“I am the friend of Ling Suchee.”
“Yes, I remember now, but you look different.”
Hulan ignored the remark, introduced her to Mayli and Jingren, then said, “I’m surprised to see you here.”
Tang Siang ran her fingers through her hair. “It will surprise everyone, I think.”
“Did you run away from home?” Mayli asked.
“Something like that, yes.” Looking at the expectant faces, Siang said, “My father is a strong man. I can even say he is a wealthy man in our village, but he is old-fashioned. He thinks he can tell me what to do, but I don’t have to do it.”
“What about Tsai Bing?” Hulan asked.
When Siang didn’t answer, Mayli, her voice filled with girlish excitement, asked a series of questions. “Do you have a boyfriend? Are you betrothed? Is it for love or is it arranged?”
Listening to the three young women, Hulan thought back to her own girlhood—first on the Red Soil Farm, then later as a foreign student at the boarding school in Connecticut. She remembered her own naïve dreams of how her life would be and realized that those dreams weren’t much different on either continent, nor had they been truly changed by time or culture.
“I am not engaged,” Siang said. “Not yet anyway.”
“Your father doesn’t approve,” Mayli said sympathetically.
“Men want a lot of things,” Siang said, trying to sound worldly. “But that doesn’t mean I have to give it to them.”
Hulan wondered if Siang was talking about her father or Tsai Bing.
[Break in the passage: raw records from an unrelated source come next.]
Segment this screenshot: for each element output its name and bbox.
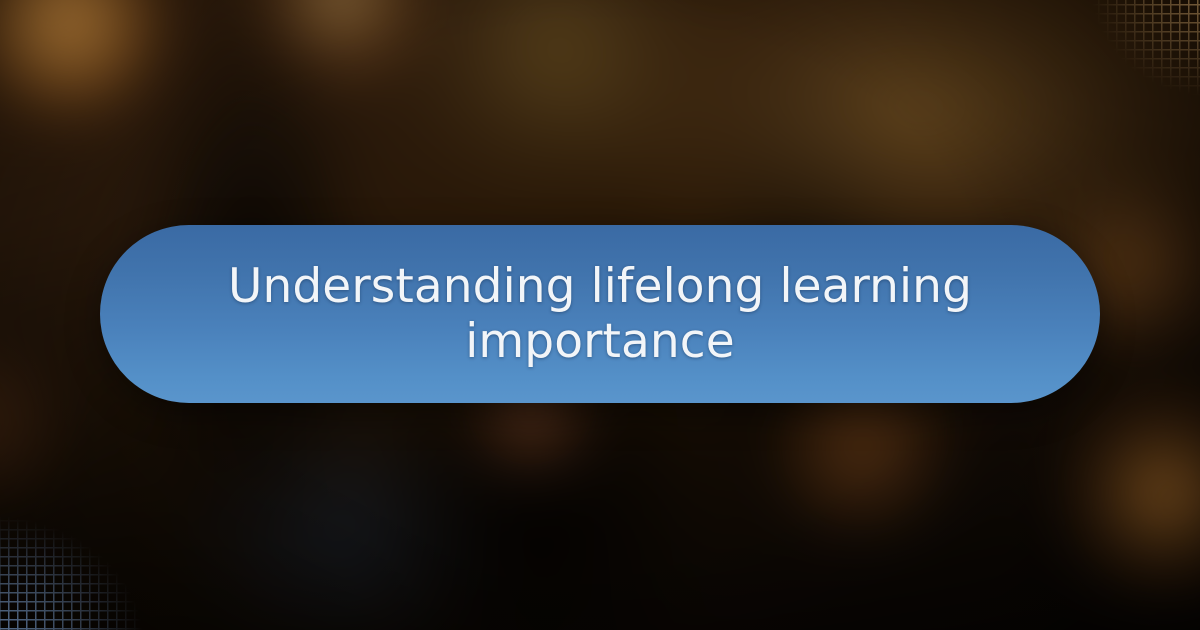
page-title: Understanding lifelong learning importan…: [185, 259, 1015, 370]
social-card: Understanding lifelong learning importan…: [0, 0, 1200, 630]
title-line-2: importance: [465, 314, 735, 369]
title-pill: Understanding lifelong learning importan…: [100, 225, 1100, 403]
title-line-1: Understanding lifelong learning: [228, 259, 972, 314]
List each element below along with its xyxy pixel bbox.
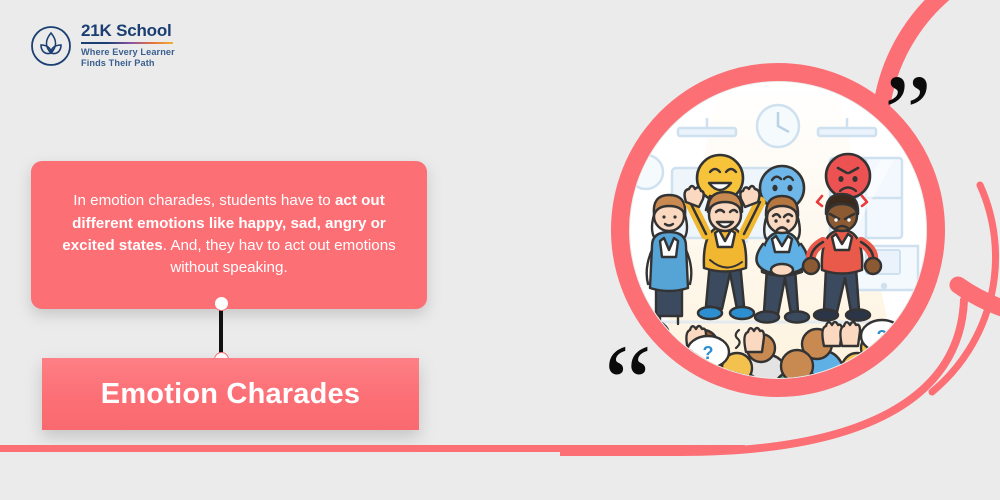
page-title: Emotion Charades <box>101 378 360 411</box>
brand-gradient-rule <box>81 42 173 44</box>
connector-dot-top <box>214 296 229 311</box>
lotus-circle-icon <box>30 25 72 67</box>
brand-name: 21K School <box>81 22 175 39</box>
brand-logo[interactable]: 21K School Where Every Learner Finds The… <box>30 22 175 70</box>
description-text: In emotion charades, students have to ac… <box>55 190 403 279</box>
brand-tagline-line1: Where Every Learner <box>81 47 175 57</box>
description-part2: . And, they hav to act out emotions with… <box>163 237 396 276</box>
description-card: In emotion charades, students have to ac… <box>31 161 427 309</box>
brand-tagline-line2: Finds Their Path <box>81 58 155 68</box>
slide-canvas: 21K School Where Every Learner Finds The… <box>0 0 1000 500</box>
brand-tagline: Where Every Learner Finds Their Path <box>81 47 175 71</box>
quote-close-icon: ” <box>884 60 932 168</box>
description-part1: In emotion charades, students have to <box>73 192 335 209</box>
title-banner: Emotion Charades <box>42 358 419 430</box>
quote-open-icon: “ <box>604 330 652 438</box>
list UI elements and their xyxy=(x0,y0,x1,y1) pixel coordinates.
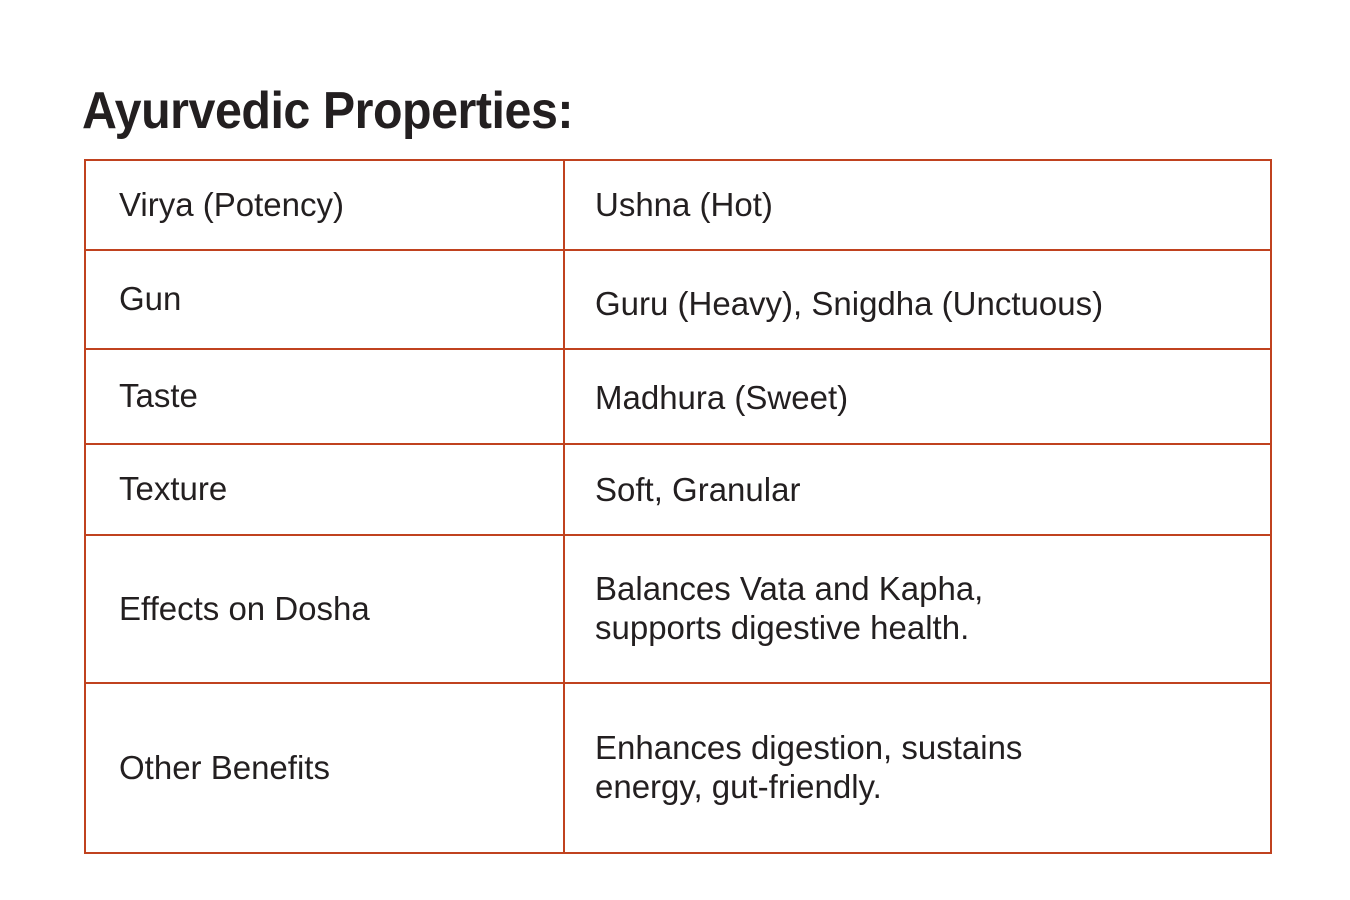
page-title: Ayurvedic Properties: xyxy=(82,82,573,140)
table-row: Other Benefits Enhances digestion, susta… xyxy=(85,683,1271,853)
property-value: Balances Vata and Kapha, supports digest… xyxy=(565,570,1270,647)
property-label-cell: Virya (Potency) xyxy=(85,160,564,250)
property-value-cell: Ushna (Hot) xyxy=(564,160,1271,250)
property-label-cell: Texture xyxy=(85,444,564,535)
property-value: Soft, Granular xyxy=(565,471,1270,510)
table-row: Virya (Potency) Ushna (Hot) xyxy=(85,160,1271,250)
table-row: Gun Guru (Heavy), Snigdha (Unctuous) xyxy=(85,250,1271,349)
property-label-cell: Gun xyxy=(85,250,564,349)
property-label: Gun xyxy=(86,280,563,319)
property-value: Enhances digestion, sustains energy, gut… xyxy=(565,729,1270,806)
property-value: Madhura (Sweet) xyxy=(565,379,1270,418)
property-value-cell: Madhura (Sweet) xyxy=(564,349,1271,444)
property-label: Texture xyxy=(86,470,563,509)
property-value: Guru (Heavy), Snigdha (Unctuous) xyxy=(565,285,1270,324)
property-value-cell: Guru (Heavy), Snigdha (Unctuous) xyxy=(564,250,1271,349)
property-value-cell: Soft, Granular xyxy=(564,444,1271,535)
table-row: Texture Soft, Granular xyxy=(85,444,1271,535)
table-row: Taste Madhura (Sweet) xyxy=(85,349,1271,444)
property-label-cell: Effects on Dosha xyxy=(85,535,564,683)
property-label: Other Benefits xyxy=(86,749,563,788)
table-body: Virya (Potency) Ushna (Hot) Gun Guru (He… xyxy=(85,160,1271,853)
property-label-cell: Taste xyxy=(85,349,564,444)
property-value-cell: Enhances digestion, sustains energy, gut… xyxy=(564,683,1271,853)
property-label: Virya (Potency) xyxy=(86,186,563,225)
property-value: Ushna (Hot) xyxy=(565,186,1270,225)
ayurvedic-properties-page: Ayurvedic Properties: Virya (Potency) Us… xyxy=(0,0,1350,900)
ayurvedic-properties-table: Virya (Potency) Ushna (Hot) Gun Guru (He… xyxy=(84,159,1272,854)
property-label: Effects on Dosha xyxy=(86,590,563,629)
table-row: Effects on Dosha Balances Vata and Kapha… xyxy=(85,535,1271,683)
property-label-cell: Other Benefits xyxy=(85,683,564,853)
property-value-cell: Balances Vata and Kapha, supports digest… xyxy=(564,535,1271,683)
property-label: Taste xyxy=(86,377,563,416)
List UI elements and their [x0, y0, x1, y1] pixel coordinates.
“So, did you run away?” Mayli repeated.
Siang tossed her long black hair over her shoulder. “Last night I went to the café. I said I wanted a job. But those men are cowards. They said they couldn’t hire me. They said they would tell my father. You want to know what I said?”
Mayli and Jingren nodded.
“I said they would have far more trouble if they didn’t hire me. So they let me sign the paper. Then this morning when my father went out to walk his land, I packed my things and came running.”
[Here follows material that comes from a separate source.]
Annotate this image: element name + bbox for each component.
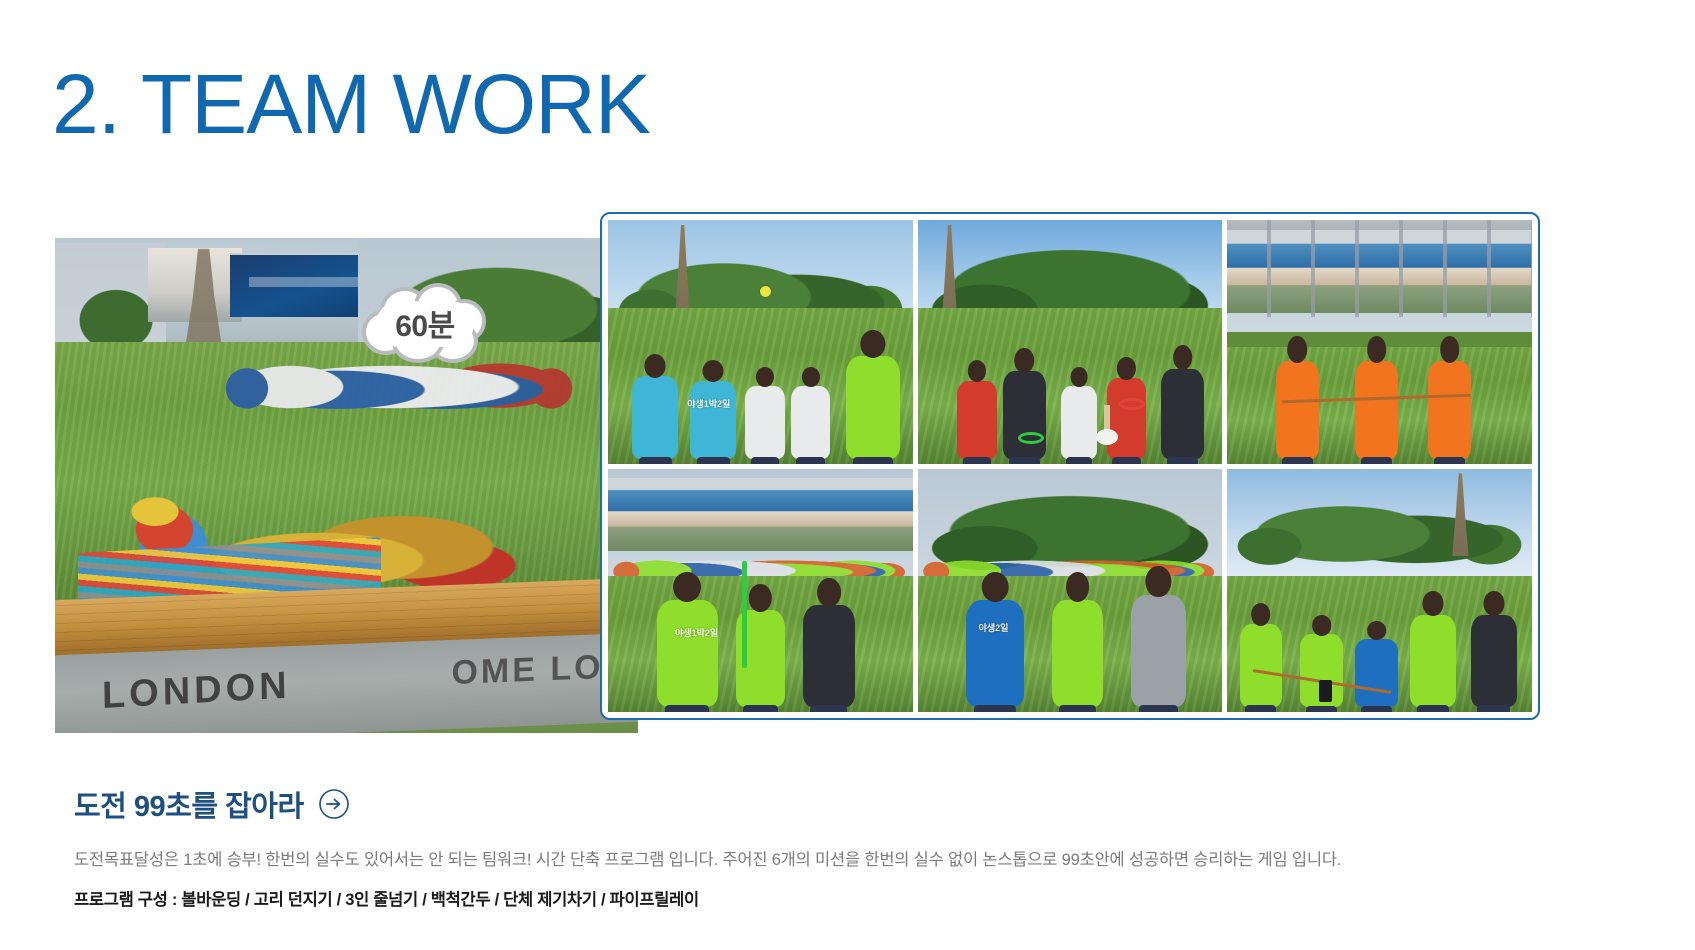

“Won’t your father come after you?” Mayli asked.
“My father will not interfere with the foreigners’ business. That is one reason I know my plan will work.”
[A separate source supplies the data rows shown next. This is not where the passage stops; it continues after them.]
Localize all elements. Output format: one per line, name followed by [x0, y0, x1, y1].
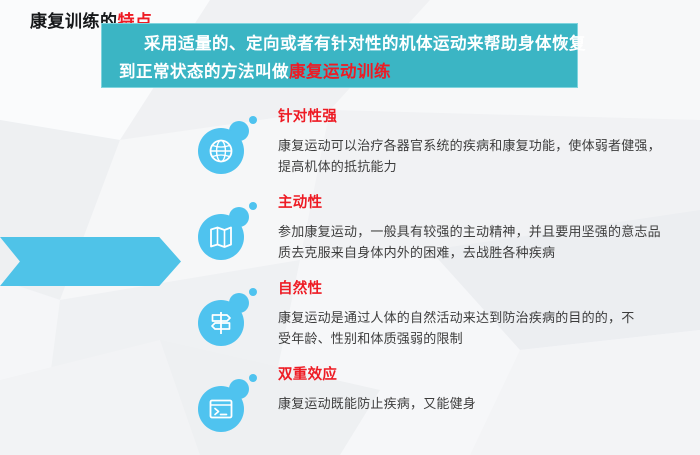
icon-cluster — [196, 288, 258, 350]
feature-text-block: 自然性 康复运动是通过人体的自然活动来达到防治疾病的目的的，不 受年龄、性别和体… — [278, 282, 696, 349]
terminal-window-icon — [198, 386, 244, 432]
feature-title: 针对性强 — [278, 110, 696, 125]
feature-body-line: 参加康复运动，一般具有较强的主动精神，并且要用坚强的意志品 — [278, 221, 696, 242]
accent-dot-small — [249, 202, 257, 210]
banner-line-1: 采用适量的、定向或者有针对性的机体运动来帮助身体恢复 — [144, 36, 586, 53]
feature-body-line: 康复运动既能防止疾病，又能健身 — [278, 393, 696, 414]
feature-row: 双重效应 康复运动既能防止疾病，又能健身 — [0, 368, 700, 454]
feature-body: 康复运动可以治疗各器官系统的疾病和康复功能，使体弱者健强， 提高机体的抵抗能力 — [278, 135, 696, 178]
feature-body: 康复运动既能防止疾病，又能健身 — [278, 393, 696, 414]
feature-text-block: 双重效应 康复运动既能防止疾病，又能健身 — [278, 368, 696, 414]
feature-title: 自然性 — [278, 282, 696, 297]
feature-body-line: 康复运动可以治疗各器官系统的疾病和康复功能，使体弱者健强， — [278, 135, 696, 156]
icon-cluster — [196, 116, 258, 178]
globe-icon — [198, 128, 244, 174]
feature-body: 参加康复运动，一般具有较强的主动精神，并且要用坚强的意志品 质去克服来自身体内外… — [278, 221, 696, 264]
feature-body-line: 提高机体的抵抗能力 — [278, 156, 696, 177]
feature-row: 针对性强 康复运动可以治疗各器官系统的疾病和康复功能，使体弱者健强， 提高机体的… — [0, 110, 700, 196]
feature-body-line: 质去克服来自身体内外的困难，去战胜各种疾病 — [278, 242, 696, 263]
feature-title: 主动性 — [278, 196, 696, 211]
folded-map-icon — [198, 214, 244, 260]
banner-line-2: 到正常状态的方法叫做康复运动训练 — [119, 64, 391, 81]
feature-row: 自然性 康复运动是通过人体的自然活动来达到防治疾病的目的的，不 受年龄、性别和体… — [0, 282, 700, 368]
left-arrow-tag — [0, 237, 181, 286]
feature-title: 双重效应 — [278, 368, 696, 383]
feature-text-block: 针对性强 康复运动可以治疗各器官系统的疾病和康复功能，使体弱者健强， 提高机体的… — [278, 110, 696, 177]
banner-line-2-highlight: 康复运动训练 — [289, 63, 391, 81]
feature-body-line: 康复运动是通过人体的自然活动来达到防治疾病的目的的，不 — [278, 307, 696, 328]
banner-line-2-prefix: 到正常状态的方法叫做 — [119, 63, 289, 81]
header-banner: 采用适量的、定向或者有针对性的机体运动来帮助身体恢复 到正常状态的方法叫做康复运… — [101, 23, 578, 88]
accent-dot-small — [249, 116, 257, 124]
signpost-icon — [198, 300, 244, 346]
feature-body-line: 受年龄、性别和体质强弱的限制 — [278, 328, 696, 349]
feature-body: 康复运动是通过人体的自然活动来达到防治疾病的目的的，不 受年龄、性别和体质强弱的… — [278, 307, 696, 350]
infographic-canvas: 采用适量的、定向或者有针对性的机体运动来帮助身体恢复 到正常状态的方法叫做康复运… — [0, 0, 700, 455]
accent-dot-small — [249, 288, 257, 296]
icon-cluster — [196, 202, 258, 264]
feature-text-block: 主动性 参加康复运动，一般具有较强的主动精神，并且要用坚强的意志品 质去克服来自… — [278, 196, 696, 263]
accent-dot-small — [249, 374, 257, 382]
icon-cluster — [196, 374, 258, 436]
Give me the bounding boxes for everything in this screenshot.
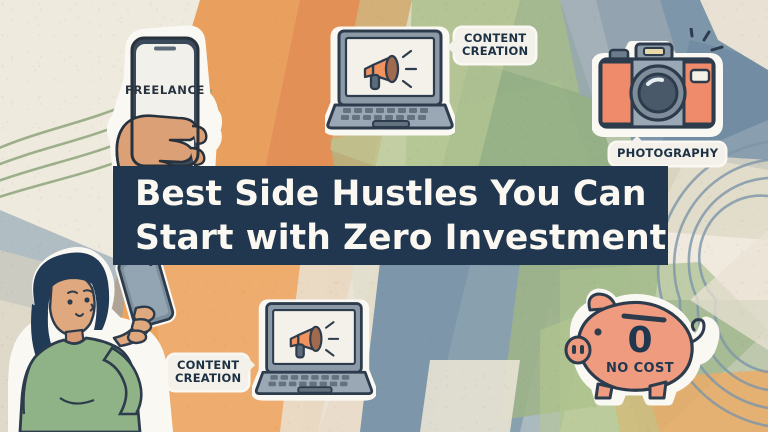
piggy-caption-text: NO COST <box>606 361 674 376</box>
label-line-2: CREATION <box>462 45 528 58</box>
label-content-creation-top: CONTENT CREATION <box>455 28 535 63</box>
label-line-1: PHOTOGRAPHY <box>617 147 718 160</box>
label-line-2: CREATION <box>175 372 241 385</box>
phone-screen-text: FREELANCE <box>125 83 205 97</box>
camera-sticker <box>592 28 732 148</box>
laptop-megaphone-sticker-bottom <box>252 298 376 402</box>
laptop-megaphone-sticker-top <box>325 25 455 137</box>
title-banner: Best Side Hustles You Can Start with Zer… <box>113 166 668 265</box>
title-line-2: Start with Zero Investment <box>135 216 668 260</box>
poster-canvas: FREELANCE <box>0 0 768 432</box>
title-line-1: Best Side Hustles You Can <box>135 172 668 216</box>
label-photography: PHOTOGRAPHY <box>610 143 725 165</box>
piggy-zero-text: 0 <box>627 320 652 361</box>
label-content-creation-bottom: CONTENT CREATION <box>168 355 248 390</box>
piggy-bank-sticker: 0 NO COST <box>546 288 728 406</box>
woman-with-phone-sticker <box>8 238 183 432</box>
hand-holding-phone-sticker: FREELANCE <box>100 22 230 182</box>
Siang had left out some crucial details, but the two other girls didn’t seem to mind.
Hulan, who’d listened quietly to their prattling, trying to parse truth from fiction, now went back to a conversation that had started on the dusty street outside the village. “Mayli, when the scouts said you could go to Guangdong or come here, did they say what the difference was in the kinds of work you’d be doing?”
Mayli frowned. “Work is work. What does it matter?”
The other girls agreed. “At least it isn’t the fields,” Jingren said. “I saw my mother and father die in those fields. Now I’m alone. Maybe now I can earn enough money to go back to my home village and start a business.”
Mayli smiled. “My dream is to open a little shop, maybe for clothes.”
“I was thinking maybe I’d open a place for hair cutting,” Jingren said. “What about you, Siang?”
“My future is beautiful, that I can tell you.”
The bus stopped at the big gates to the Knight compound. The driver handed down a clipboard, which the guard checked before stepping back into his kiosk. The gate lifted and the bus drove inside. Now everyone on the bus was silent as they took in the new sights. For Hulan, however, nothing seemed different from when she’d visited before.
As soon as the bus stopped, everyone stood up and started to gather together their belongings until the driver called out, “Stay seated.” He left the bus, disappeared into a building marked PROCESSING, and came back five minutes later with a woman dressed in a powder blue gabardine suit, white blouse, nude knee-highs, and black pumps. Her hair was cut in a bob, making her look as familiar as an auntie.
Taking a place at the front of the bus, she said, “Welcome to your new home. I am Party Secretary Leung. I am here to serve the needs of the workers. If you have problems, you come to me.” The party secretary motioned to the building to her right. “Your first stop today is the Processing Center. You may now stand and follow me. Talking is not necessary.”
The women on the bus did as they were told. Once inside, other uniformed women guided the new arrivals into two lines. From here Hulan and her companions went through a dizzying round of paperwork. Then they were gathered into another large room and ordered to strip down to their underwear. A nurse did a cursory inspection of all the women, inquiring about rashes, checking eyes and throats, asking about infectious diseases. But all this was perfunctory. There were no reproductive questions, and Hulan didn’t volunteer any information about her pregnancy. Even naked she looked almost as thin as the others.